The Washington Times
Last week in this space, in trying to account for Sen. Tom Daschle’s strange outburst against the nation’s most popular radio talk-show host and by extension, his audience, I referred in passing to Rush Limbaugh as “the last, best villain of the Democratic Party.” Yes, I’d be happy to elaborate.
Mr. Limbaugh needs no defense from me against Mr. Daschle’s charge that the senator’s life and the lives of his family have somehow been threatened at the instigation of Mr. Limbaugh. In the first place, Mr. Limbaugh is perfectly capable of defending himself. In the second place, Mr. Daschle is operating out of the longstanding [though hardly venerable] tradition of American political paranoia. You look for an explanation for your troubles in the sinister machinations of some concealed enemy.
Mr. Daschle’s charge is self-evidently absurd to anyone acquainted with political life. But, of course, not everyone is acquainted with political life. When Al Gore, campaigning in 2000, spoke of defending the people against the “powerful forces” seeking to act on them, I’m not sure even the Gore campaign had a clear idea of what these forces were or thought the vice president needed to specify them. The phrase would presumably be evocative for anyone who felt a powerful force bearing down. Once again, it’s political paranoia – paranoia with a purpose.
Of course Mr. Daschle has received death threats. All prominent politicians receive death threats. Some of them are deadly serious [the anthrax mailed to Mr. Daschle, for example]. And here’s another interesting fact: The death threats tend to come from people who disagree with the politician!
The problem here, however, is not disagreement with the politician. It’s the issuance of death threats. What Mr. Daschle has done is to obscure that distinction, instead deliberately drawing a connection between disagreement and death threats [and anthrax attacks].
Why bring Rush Limbaugh in? Why not, instead, “powerful forces” or Hillary Rodham Clinton’s “vast right-wing conspiracy”? For two reasons: First, Mr.
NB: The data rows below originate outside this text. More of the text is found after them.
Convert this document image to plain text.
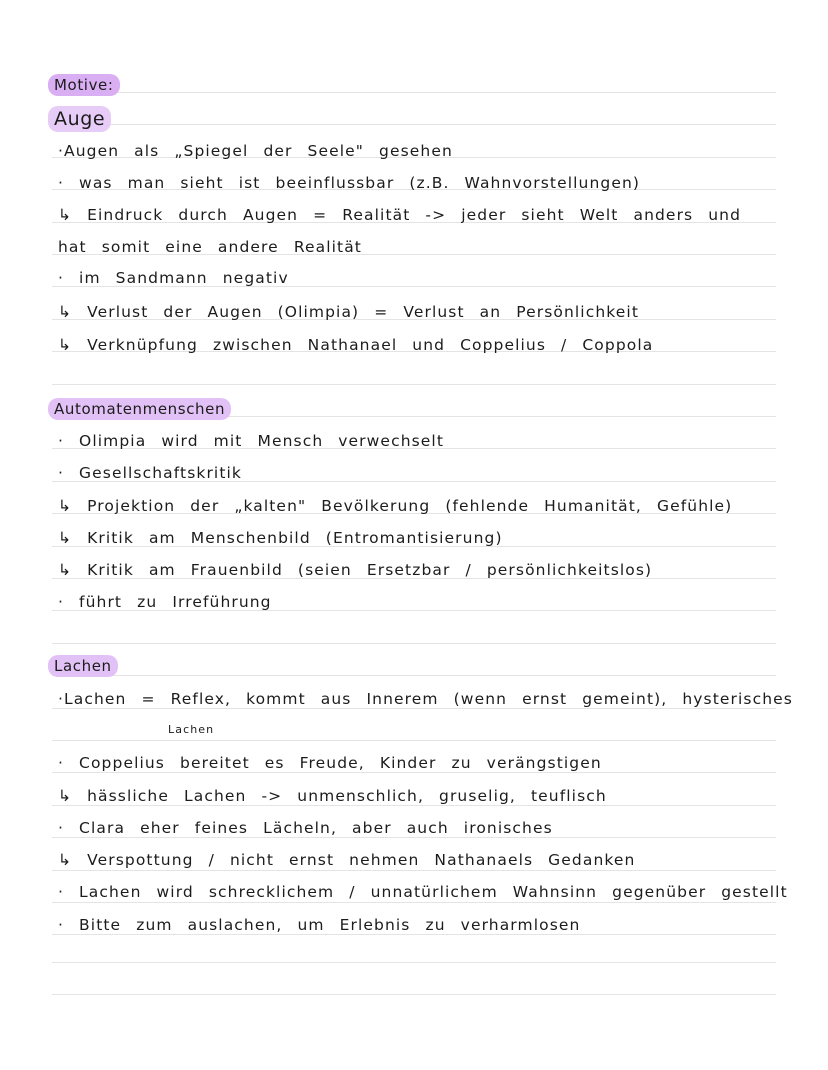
Motive:
Auge
·Augen als „Spiegel der Seele" gesehen
· was man sieht ist beeinflussbar (z.B. Wahnvorstellungen)
↳ Eindruck durch Augen = Realität -> jeder sieht Welt anders und
hat somit eine andere Realität
· im Sandmann negativ
↳ Verlust der Augen (Olimpia) = Verlust an Persönlichkeit
↳ Verknüpfung zwischen Nathanael und Coppelius / Coppola
Automatenmenschen
· Olimpia wird mit Mensch verwechselt
· Gesellschaftskritik
↳ Projektion der „kalten" Bevölkerung (fehlende Humanität, Gefühle)
↳ Kritik am Menschenbild (Entromantisierung)
↳ Kritik am Frauenbild (seien Ersetzbar / persönlichkeitslos)
· führt zu Irreführung
Lachen
·Lachen = Reflex, kommt aus Innerem (wenn ernst gemeint), hysterisches
Lachen
· Coppelius bereitet es Freude, Kinder zu verängstigen
↳ hässliche Lachen -> unmenschlich, gruselig, teuflisch
· Clara eher feines Lächeln, aber auch ironisches
↳ Verspottung / nicht ernst nehmen Nathanaels Gedanken
· Lachen wird schrecklichem / unnatürlichem Wahnsinn gegenüber gestellt
· Bitte zum auslachen, um Erlebnis zu verharmlosen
Limbaugh came to prominence during the early 1990s as the nation’s leading non-politician promoter of the “Republican Revolution” of Newt Gingrich. In fact, the huge incoming freshman class of Republicans elected in 1994 made Mr. Limbaugh an honorary member.
Democrats loved casting Mr. Gingrich as villain. But he has been gone a while now. And the successor extremist Democrats had in mind, George W. Bush, hasn’t panned out. Mr. Bush is hard to lay a glove on. Meanwhile, Mr. Limbaugh is as pugnacious as ever, and with many millions of people tuning him in every week, given the givens, he is not so wildly implausible a political target as first seems to be the case.
The second reason is that Democrats have had some success with this line of attack before. Following the destruction of the Oklahoma City federal building in 1995, President Clinton himself drew a connection between the bombing and the profusion of right-wing talk radio [Exhibit A: Rush Limbaugh] and the Republican Revolution then going on in Congress.
Those of us participating in the “revolution” at the time knew that what we were talking about was not, in fact, a revolution. Certainly not in the sense of blowing up buildings. But following the April bombing, we were indeed obliged to explain that Timothy McVeigh had nothing to do with any cause we were part of. For those of you who may have missed the experience, it was not enjoyable.
The difference between then and now is that the air and the airwaves are no longer full of that triumphalist revolutionary rhetoric characteristic of the mid-1990s [and the objective correlative for the Democratic charge of “extremism”]. Rush Limbaugh is now [as he was then] a thoroughly mainstream conservative. But the location of the mainstream has shifted, such that George W. Bush is now its face, not Mr. Gingrich. I’m not sure Mr. Daschle understands this very well. For him, it’s still 1995.
There is also an ironic aspect to Mr. Daschle’s effort to cast Mr. Limbaugh as the right-wing bogeyman. In fact, far from being a representative of the extremist fringe, Mr. Limbaugh then and now has been a major force for policing the debate on the conservative side of the political spectrum. As, by far, the most influential conservative commentator, he has substantial de facto authority to set the bounds for respectable conservative opinion. He has used it to exclude all sorts of far-right views, especially those of the conspiracy-minded [speaking of political paranoia].
This matters. Mr. Limbaugh sees no good in Democrats, but then again, partisans tend not to, and there is no shortage of partisan Democrats who see no good in Republicans. If you need to share some of Mr. Limbaugh’s politics in order to find his jokes funny, as I do, then so be it. His more serious role, fully comparable to the role William F. Buckley Jr. played in the 1950s by denying the John Birch Society and other fringe figures a place in National Review, has been to set the boundaries of respectable conservative discourse by using reason as the standard for admissibility.